Until Now was met with mixed reviews from music critics. At Metacritic, which assigns a normalised rating out of 100 reviews from mainstream critics, the album received an average score of 57, based on 9 reviews, indicating "mixed or average reviews".[2] David Jeffries from AllMusic commended the "dancefloor fillers" for being "bigger and more powerful this time out" while labelling "Don't You Worry Child" as the track that tops off the record, but stated that "there's little here that suggests Swedish House Mafia is more than the sum of its parts".[4] Caroline Sullivan of The Guardian found that all of the songs were "subjected to the same heavy hand on the tiller: beats are stonkingly four-to-the-floor, singers wail, breakdowns shudder", but nonetheless commented on the album's "headbanging urgency", which prompts listeners to "tap a foot", thus classing it a success for the group.[6] Ben Weisz from MusicOMH felt that with the exception of a few "euphoric gems", the album "never quite shakes the feeling of being a little gratuitous" especially since there "isn't enough creative spark on the record to justify its existence". The critic did find the "wobbling percussion" on "Leave the World Behind" to be "genuinely chilling" and hailed the remix of "Every Teardrop Is a Waterfall" to be the "greatest Coldplay remix ever fashioned" with its harmonies and breaks.[10]

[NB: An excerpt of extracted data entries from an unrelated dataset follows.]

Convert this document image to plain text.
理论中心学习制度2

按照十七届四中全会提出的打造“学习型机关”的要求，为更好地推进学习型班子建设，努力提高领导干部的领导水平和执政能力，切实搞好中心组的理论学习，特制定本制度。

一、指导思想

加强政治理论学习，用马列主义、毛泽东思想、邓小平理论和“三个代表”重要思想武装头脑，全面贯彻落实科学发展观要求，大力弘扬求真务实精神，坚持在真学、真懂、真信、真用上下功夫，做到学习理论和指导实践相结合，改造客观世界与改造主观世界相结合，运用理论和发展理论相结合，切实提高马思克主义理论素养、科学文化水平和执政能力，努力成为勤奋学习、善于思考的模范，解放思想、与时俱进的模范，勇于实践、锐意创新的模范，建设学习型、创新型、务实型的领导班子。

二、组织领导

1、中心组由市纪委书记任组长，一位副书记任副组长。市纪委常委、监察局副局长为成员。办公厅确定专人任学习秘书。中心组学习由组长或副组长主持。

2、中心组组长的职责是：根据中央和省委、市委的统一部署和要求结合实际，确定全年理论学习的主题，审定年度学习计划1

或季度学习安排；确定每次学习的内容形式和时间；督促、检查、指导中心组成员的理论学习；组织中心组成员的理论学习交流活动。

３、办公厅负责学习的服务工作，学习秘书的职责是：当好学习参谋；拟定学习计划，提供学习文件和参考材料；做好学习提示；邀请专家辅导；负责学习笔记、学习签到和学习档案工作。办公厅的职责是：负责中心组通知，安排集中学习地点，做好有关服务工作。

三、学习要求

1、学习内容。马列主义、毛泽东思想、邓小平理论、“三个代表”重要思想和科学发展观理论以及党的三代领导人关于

In The Washington Post, Allison Stewart observed that there was no shortage of "blissed-out, Euro-inspired tracks" and was impressed with the Coldplay rework and "Don't You Worry Child", which she described as "seamless, roof-rattling and capital-B Big".[11] Robert Copsey from Digital Spy realised that although there was little new to be found within the songs, which "makes for an exhausting hour and 15 minutes", the album's intention was "never one of a cohesive, journey-leading record" but instead its strength lies in the group's live act: "In that sense, Until Now is a job well done".[12]
Mikael Wood from Los Angeles Times observed that while there was nothing in the "vocal-heavy set" that "suggests an aversion to pop", that Until Now "sounds more like a beginning than an end" despite coinciding with the group's retirement.[8]BBC's Matthew Horton noted the group's mastery of controlling the "ecstasy rush" as there is "barely a track in this loosely mixed set that doesn't wheel out the intensifying beats and rising acid synths of the big hands-in-the-air crescendo", but felt that it was "exhausting" and "impatient" due to them incorporating unearned "big moments" that were "thrown into the record whenever the ideas pot runs dry".[13] Writing for Consequence of Sound, Derek Staples criticised the album's deluxe edition for being "excessively current" and "stuck in the recency effect" as there was no showcase of seasoned talent that would allow listeners to see their influences. The critic compared the record to Erol Alkan's Bugged Out Mix, which spanned four decades of tracks, however concluded that the record was still "exactly what they [the fans] wanted out of the trio".[5] T'cha Dunlevy of Montreal Gazette labelled the album "a bit of an anticlimax" with its release being paired with the group's breakup announcement, yet noted the effective but "over the top and cringe-inducing" track makeovers of Miike Snow, Usher and Florence & the Machine.[9] Aidin Vaziri from San Francisco Chronicle felt that even with the "psychotically high" energy level of the record, the songs would be "better suited playing in the background of Mountain Dew commercials than on headphones at home".[14] Smith Galtney from Las Vegas Weekly commented that, "If Michael Bay made club music, it would sound just like Until Now", whose tracks are clocked in "EPMs (explosions per minute)" where "buildups begat crescendos and big moments merely exist to create even bigger ones".[7] Ron Harris of The San Diego Union-Tribune criticised the album's predictability since previous electronica listeners will "know every note that is about to come and every drum roll that looms around each corner". The critic agreed that listeners who enjoy "fast and loud" beats "devoid" of their Chicago/Detroit framework roots will enjoy the record, but felt that it was "a touch simplistic" beneath its "flat mixing and uninventive tempo builds".[15]